とりわけ有名なのは丸井の弟子である古澤平作が提唱した「阿闍世コンプレックス」でしょう。阿闍世とは仏典に登場する古代インドの王子です。古澤はこの阿闍世物語の中にフロイトのいう「エディプスコンプレックス」とは別種の精神分析的力動を見出し、これを「阿闍世コンプレックス」と名付けました。そしてこの概念は古澤の弟子である小此木啓吾により広く世間に知られるようになりました。もっとも、ここで参照される阿闍世物語は古澤と小此木の下でその委細が幾度となく変化しています。以下その変遷をしばし概観してみることにします。
* 古澤版阿闍世物語T
「阿闍世コンプレックス」に関する最初の論文は1931年、古澤が東北帝国大学医学部の機関紙「艮陵」に発表した「精神分析學上より見たる宗教」です。同論文は翌年、古澤氏の留学時に独訳されてフロイトの手に渡ったとされています。そして同論文は後に1954年、古澤が設立した日本精神分析学会の学術雑誌「精神分析研究」の第1巻第1号に「罪悪感の二種」と表題を変更して掲載されました。同論文で古澤が語る阿闍世物語とは、次のようなものです。

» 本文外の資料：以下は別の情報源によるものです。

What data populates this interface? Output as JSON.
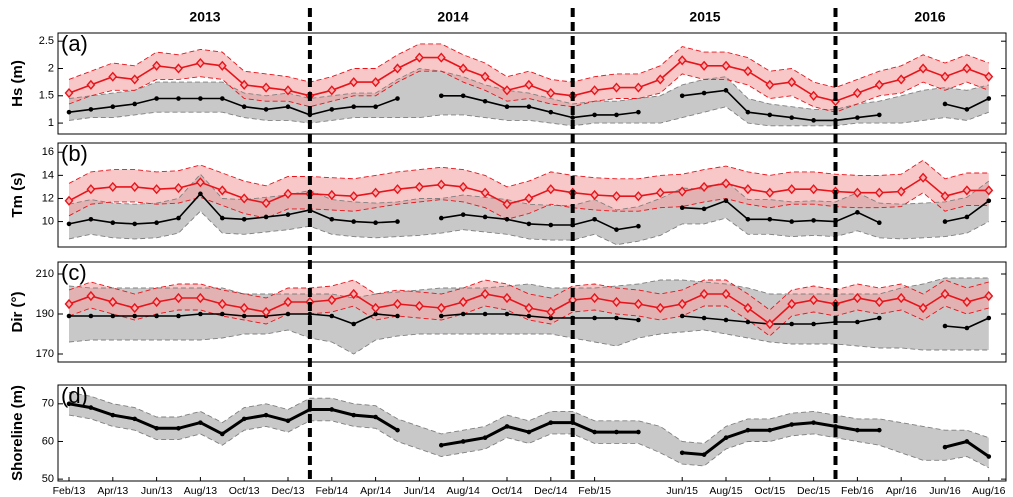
{
  "year_labels": [
    "2013",
    "2014",
    "2015",
    "2016"
  ],
  "chart_data": [
    {
      "type": "line",
      "ylabel": "Hs (m)",
      "panel_label": "(a)",
      "ylim": [
        0.8,
        2.65
      ],
      "yticks": [
        1,
        1.5,
        2,
        2.5
      ],
      "series": [
        {
          "color": "#808080",
          "band_color": "#c8c8c8",
          "marker": "circle",
          "line_color": "#000000",
          "values": [
            1.2,
            1.25,
            1.3,
            1.35,
            1.45,
            1.45,
            1.45,
            1.45,
            1.3,
            1.25,
            1.3,
            1.15,
            1.25,
            1.3,
            1.3,
            1.45,
            null,
            1.5,
            1.5,
            1.4,
            1.3,
            1.3,
            1.2,
            1.1,
            1.15,
            1.15,
            1.2,
            null,
            1.5,
            1.55,
            1.6,
            1.2,
            1.15,
            1.1,
            1.05,
            1.05,
            1.1,
            1.15,
            null,
            null,
            1.35,
            1.25,
            1.45
          ],
          "lower": [
            1.05,
            1.1,
            1.1,
            1.15,
            1.2,
            1.2,
            1.2,
            1.2,
            1.1,
            1.05,
            1.05,
            1.0,
            1.05,
            1.1,
            1.1,
            1.1,
            1.1,
            1.15,
            1.15,
            1.1,
            1.05,
            1.05,
            1.0,
            0.95,
            1.0,
            1.0,
            1.0,
            1.0,
            1.1,
            1.2,
            1.3,
            1.0,
            0.95,
            0.95,
            0.95,
            0.95,
            1.0,
            1.0,
            1.0,
            1.05,
            1.1,
            1.05,
            1.2
          ],
          "upper": [
            1.45,
            1.5,
            1.55,
            1.6,
            1.75,
            1.75,
            1.75,
            1.75,
            1.55,
            1.5,
            1.55,
            1.45,
            1.5,
            1.55,
            1.55,
            1.8,
            2.0,
            1.95,
            1.85,
            1.7,
            1.6,
            1.55,
            1.45,
            1.35,
            1.4,
            1.4,
            1.45,
            1.5,
            1.7,
            1.8,
            1.85,
            1.45,
            1.35,
            1.3,
            1.25,
            1.25,
            1.35,
            1.4,
            1.5,
            1.6,
            1.65,
            1.6,
            1.7
          ]
        },
        {
          "color": "#e8141b",
          "band_color": "#f4a3a3",
          "marker": "diamond",
          "line_color": "#e8141b",
          "values": [
            1.55,
            1.7,
            1.85,
            1.8,
            2.05,
            2.0,
            2.1,
            2.05,
            1.7,
            1.65,
            1.6,
            1.5,
            1.6,
            1.75,
            1.75,
            2.0,
            2.2,
            2.2,
            2.0,
            1.85,
            1.6,
            1.7,
            1.55,
            1.5,
            1.6,
            1.65,
            1.65,
            1.8,
            2.15,
            2.05,
            2.05,
            1.95,
            1.7,
            1.75,
            1.5,
            1.4,
            1.55,
            1.7,
            1.8,
            2.0,
            1.85,
            2.0,
            1.85
          ],
          "lower": [
            1.35,
            1.5,
            1.6,
            1.6,
            1.8,
            1.8,
            1.85,
            1.8,
            1.45,
            1.4,
            1.4,
            1.3,
            1.4,
            1.5,
            1.5,
            1.75,
            1.95,
            1.95,
            1.75,
            1.6,
            1.4,
            1.45,
            1.35,
            1.3,
            1.4,
            1.45,
            1.45,
            1.55,
            1.9,
            1.8,
            1.8,
            1.7,
            1.45,
            1.5,
            1.3,
            1.2,
            1.35,
            1.5,
            1.55,
            1.75,
            1.6,
            1.75,
            1.6
          ],
          "upper": [
            1.8,
            1.95,
            2.1,
            2.05,
            2.3,
            2.25,
            2.35,
            2.3,
            1.95,
            1.9,
            1.85,
            1.75,
            1.85,
            2.0,
            2.0,
            2.25,
            2.45,
            2.45,
            2.25,
            2.1,
            1.85,
            1.95,
            1.8,
            1.75,
            1.85,
            1.9,
            1.9,
            2.05,
            2.4,
            2.3,
            2.3,
            2.2,
            1.95,
            2.0,
            1.75,
            1.65,
            1.8,
            1.95,
            2.05,
            2.25,
            2.1,
            2.25,
            2.1
          ]
        }
      ]
    },
    {
      "type": "line",
      "ylabel": "Tm (s)",
      "panel_label": "(b)",
      "ylim": [
        7.8,
        16.8
      ],
      "yticks": [
        10,
        12,
        14,
        16
      ],
      "series": [
        {
          "color": "#808080",
          "band_color": "#c8c8c8",
          "marker": "circle",
          "line_color": "#000000",
          "values": [
            9.8,
            10.2,
            9.9,
            9.8,
            9.9,
            10.3,
            12.4,
            10.3,
            10.2,
            10.4,
            10.6,
            11.0,
            10.2,
            10.0,
            9.9,
            10.0,
            null,
            10.3,
            10.6,
            10.4,
            10.2,
            9.8,
            9.7,
            9.7,
            10.2,
            9.3,
            9.6,
            null,
            11.2,
            11.1,
            11.8,
            10.2,
            10.2,
            10.0,
            10.1,
            10.0,
            10.8,
            9.9,
            null,
            null,
            10.0,
            10.4,
            11.8
          ],
          "lower": [
            8.5,
            8.9,
            8.6,
            8.5,
            8.6,
            9.0,
            10.9,
            9.0,
            8.9,
            9.1,
            9.3,
            9.6,
            8.9,
            8.7,
            8.6,
            8.7,
            8.8,
            9.0,
            9.3,
            9.1,
            8.9,
            8.5,
            8.4,
            8.4,
            8.9,
            8.0,
            8.3,
            8.8,
            9.8,
            9.8,
            10.3,
            8.9,
            8.9,
            8.7,
            8.8,
            8.7,
            9.2,
            8.6,
            8.5,
            8.6,
            8.7,
            9.0,
            10.0
          ],
          "upper": [
            11.5,
            11.9,
            11.6,
            11.5,
            11.6,
            12.0,
            14.1,
            12.0,
            11.9,
            12.1,
            12.3,
            12.7,
            11.9,
            11.7,
            11.6,
            11.7,
            12.0,
            12.0,
            12.3,
            12.1,
            11.9,
            11.5,
            11.4,
            11.4,
            11.9,
            11.0,
            11.3,
            12.0,
            12.9,
            12.8,
            13.5,
            11.9,
            11.9,
            11.7,
            11.8,
            11.7,
            12.5,
            11.6,
            11.5,
            11.6,
            11.7,
            12.1,
            13.5
          ]
        },
        {
          "color": "#e8141b",
          "band_color": "#f4a3a3",
          "marker": "diamond",
          "line_color": "#e8141b",
          "values": [
            11.8,
            12.8,
            13,
            13,
            12.8,
            12.9,
            13.4,
            12.7,
            12,
            11.6,
            12.4,
            12.4,
            12.3,
            12.2,
            12.5,
            12.8,
            13,
            13.2,
            13,
            12.5,
            11.5,
            12,
            12.8,
            12.5,
            12.3,
            12.2,
            12.2,
            12.5,
            12.6,
            13,
            13.3,
            12.8,
            12.5,
            12.8,
            12.8,
            12.6,
            12.5,
            12.5,
            12.6,
            13.8,
            12.2,
            12.7,
            12.7
          ],
          "lower": [
            10.5,
            11.5,
            11.7,
            11.7,
            11.5,
            11.6,
            12.1,
            11.4,
            10.7,
            10.3,
            11.1,
            11.1,
            11.0,
            10.9,
            11.2,
            11.5,
            11.7,
            11.9,
            11.7,
            11.2,
            10.2,
            10.7,
            11.5,
            11.2,
            11.0,
            10.9,
            10.9,
            11.2,
            11.3,
            11.7,
            12.0,
            11.5,
            11.2,
            11.5,
            11.5,
            11.3,
            11.2,
            11.2,
            11.3,
            12.5,
            10.9,
            11.4,
            11.4
          ],
          "upper": [
            13.3,
            14.3,
            14.5,
            14.5,
            14.3,
            14.4,
            14.9,
            14.2,
            13.5,
            13.1,
            13.9,
            13.9,
            13.8,
            13.7,
            14.0,
            14.3,
            14.5,
            14.7,
            14.5,
            14.0,
            13.0,
            13.5,
            14.3,
            14.0,
            13.8,
            13.7,
            13.7,
            14.0,
            14.1,
            14.5,
            14.8,
            14.3,
            14.0,
            14.3,
            14.3,
            14.1,
            14.0,
            14.0,
            14.1,
            15.3,
            13.7,
            14.2,
            14.2
          ]
        }
      ]
    },
    {
      "type": "line",
      "ylabel": "Dir (°)",
      "panel_label": "(c)",
      "ylim": [
        166,
        216
      ],
      "yticks": [
        170,
        190,
        210
      ],
      "series": [
        {
          "color": "#808080",
          "band_color": "#c8c8c8",
          "marker": "circle",
          "line_color": "#000000",
          "values": [
            189,
            189,
            189,
            189,
            189,
            189,
            190,
            190,
            189,
            189,
            190,
            190,
            189,
            185,
            190,
            189,
            null,
            189,
            190,
            190,
            190,
            189,
            188,
            188,
            188,
            188,
            187,
            null,
            189,
            188,
            187,
            186,
            185,
            185,
            185,
            186,
            186,
            188,
            null,
            null,
            184,
            183,
            188
          ],
          "lower": [
            176,
            177,
            177,
            177,
            177,
            177,
            177,
            178,
            180,
            180,
            182,
            178,
            176,
            170,
            177,
            179,
            180,
            180,
            180,
            180,
            180,
            180,
            180,
            178,
            176,
            174,
            178,
            180,
            181,
            182,
            180,
            178,
            176,
            175,
            175,
            175,
            174,
            173,
            173,
            172,
            172,
            172,
            172
          ],
          "upper": [
            204,
            203,
            203,
            203,
            203,
            203,
            203,
            203,
            200,
            200,
            200,
            200,
            200,
            198,
            200,
            201,
            202,
            203,
            203,
            203,
            204,
            205,
            203,
            203,
            203,
            204,
            205,
            207,
            207,
            206,
            205,
            203,
            200,
            200,
            200,
            200,
            200,
            200,
            203,
            205,
            208,
            208,
            208
          ]
        },
        {
          "color": "#e8141b",
          "band_color": "#f4a3a3",
          "marker": "diamond",
          "line_color": "#e8141b",
          "values": [
            195,
            199,
            196,
            193,
            196,
            198,
            198,
            195,
            193,
            191,
            196,
            196,
            197,
            200,
            193,
            195,
            194,
            193,
            196,
            200,
            198,
            193,
            191,
            197,
            198,
            196,
            195,
            193,
            195,
            200,
            200,
            193,
            185,
            195,
            197,
            195,
            198,
            196,
            198,
            193,
            200,
            196,
            199
          ],
          "lower": [
            189,
            193,
            190,
            187,
            190,
            192,
            192,
            189,
            187,
            185,
            190,
            190,
            191,
            194,
            187,
            189,
            188,
            187,
            190,
            194,
            192,
            187,
            185,
            191,
            192,
            190,
            189,
            187,
            189,
            194,
            194,
            187,
            179,
            189,
            191,
            189,
            192,
            190,
            192,
            187,
            194,
            190,
            193
          ],
          "upper": [
            202,
            206,
            203,
            200,
            203,
            205,
            205,
            202,
            200,
            198,
            203,
            203,
            204,
            207,
            200,
            202,
            201,
            200,
            203,
            207,
            205,
            200,
            198,
            204,
            205,
            203,
            202,
            200,
            202,
            207,
            207,
            200,
            192,
            202,
            204,
            202,
            205,
            203,
            205,
            200,
            207,
            203,
            206
          ]
        }
      ]
    },
    {
      "type": "line",
      "ylabel": "Shoreline (m)",
      "panel_label": "(d)",
      "ylim": [
        49.5,
        75
      ],
      "yticks": [
        50,
        60,
        70
      ],
      "categories": [
        "Feb/13",
        null,
        "Apr/13",
        null,
        "Jun/13",
        null,
        "Aug/13",
        null,
        "Oct/13",
        null,
        "Dec/13",
        null,
        "Feb/14",
        null,
        "Apr/14",
        null,
        "Jun/14",
        null,
        "Aug/14",
        null,
        "Oct/14",
        null,
        "Dec/14",
        null,
        "Feb/15",
        null,
        null,
        null,
        "Jun/15",
        null,
        "Aug/15",
        null,
        "Oct/15",
        null,
        "Dec/15",
        null,
        "Feb/16",
        null,
        "Apr/16",
        null,
        "Jun/16",
        null,
        "Aug/16"
      ],
      "series": [
        {
          "color": "#808080",
          "band_color": "#c8c8c8",
          "marker": "circle",
          "line_color": "#000000",
          "line_width": 3,
          "values": [
            70,
            69,
            67,
            66,
            63.5,
            63.5,
            65,
            62,
            66,
            67,
            65.5,
            68.5,
            68.5,
            67,
            66.5,
            63,
            null,
            59,
            60,
            61,
            64,
            62.5,
            65,
            65,
            62.5,
            62.5,
            62.5,
            null,
            57,
            56.5,
            61,
            63,
            63,
            64.5,
            65,
            64,
            63,
            63,
            null,
            null,
            58.5,
            60,
            56
          ],
          "lower": [
            67,
            66,
            64,
            63,
            60.5,
            60.5,
            62,
            59,
            63,
            64,
            62.5,
            65.5,
            65.5,
            64,
            63.5,
            60,
            58,
            56,
            57,
            58,
            61,
            59.5,
            62,
            62,
            59.5,
            59.5,
            59.5,
            57,
            54,
            53.5,
            58,
            60,
            60,
            61.5,
            62,
            61,
            60,
            59,
            57,
            55,
            55,
            56,
            53
          ],
          "upper": [
            73,
            72,
            70,
            69,
            66.5,
            66.5,
            68,
            65,
            69,
            70,
            68.5,
            71.5,
            71.5,
            70,
            69.5,
            66,
            64,
            62,
            63,
            64,
            67,
            65.5,
            68,
            68,
            65.5,
            65.5,
            65.5,
            64,
            60,
            59.5,
            64,
            66,
            66,
            67.5,
            68,
            67,
            66,
            66,
            65,
            64,
            63,
            63,
            61
          ]
        }
      ]
    }
  ]
}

少年鋭意の彼阿闍世王は隣国に連戦連勝し、提婆(注:提婆達多)に教唆され父を幽閉し、燃ゆる復讐心はいやが上にもつのりつつあった。王は先ず牢の門に至って門番に向かい、父の王は未だ生きて居られるか如何にと巧みに問いかけた。門番は事情を有の侭に話した。阿闍世は聞くなり火の如く怒った。「母は是賊也。賊なる父の追うと伴なればなり」又「沙門は悪人なり、数々の妖術を以って、この悪王の命を延ばす」と罵り叫びつつ、左手を伸ベて母の髪を掴み、右手に刺剣を執って母の胸に擬し、あわや一息に衝き刺さんとした。母は驚き合掌して、身を曲げ頭を垂れて我が子の手に縋い全身熱き汗を流して身心悶絶した。このとき大臣の月光なるものと耆婆(ジーヴァカ)なるものが慌てて之を遮りて云うには、大王臣等が聞くところに依れば昔より「もろもろの悪王ありて、国位を奪わんがために其の父を殺害せるものは頗る多数のことである。されど無動に母を害せるものあるを聞かず。王にして若しこの如きことをなさば是殺帝利根の恥なり汚なり臣等之を聞くに忍びず是施陀羅の行いなり」と大いに苦諫した。阿闍世も此の言葉を聞きて剣を採って母を害すること丈は思い止まった。が忽ち侍従者に言いつけてまた深宮に幽閉して一歩も出さなかった。斯くして彼の阿闍世太子は国王となり、飽くままで五慾の楽しみを慾しいままにしようと思う心から父を殺して王位に坐った。然るにあとに至て心に深い悔恨を為し、胸中しきりに熱し、悩みて全身に悪瘡を生じ臭気甚だしくて近づくことが出来ぬ。王自ら請えらく、此の如くに悪事の報いがてき面であるから、只今にも地獄に堕つるであろうと大いに苦しむに至った。如何にも失望悲哀の頂点であり、かく身も心も悩乱して、現在、未来の苦痛煩悶が一時に大山の崩るるが如くに迫り来った。かかるところへ六人の臣下−−この六人は印度の六派の哲学を奉ずるものである。−−が御前へ出て各自の意見を述べて御慰め申し上げたが、大王には一向に安心の様子がなかった。然る処へ彼の有名な耆婆大臣がお伺い申し上げて色々と慰めた。そのとき虚空の中に伺者とも知れず声ばかりあって、大王に告げて云うよう。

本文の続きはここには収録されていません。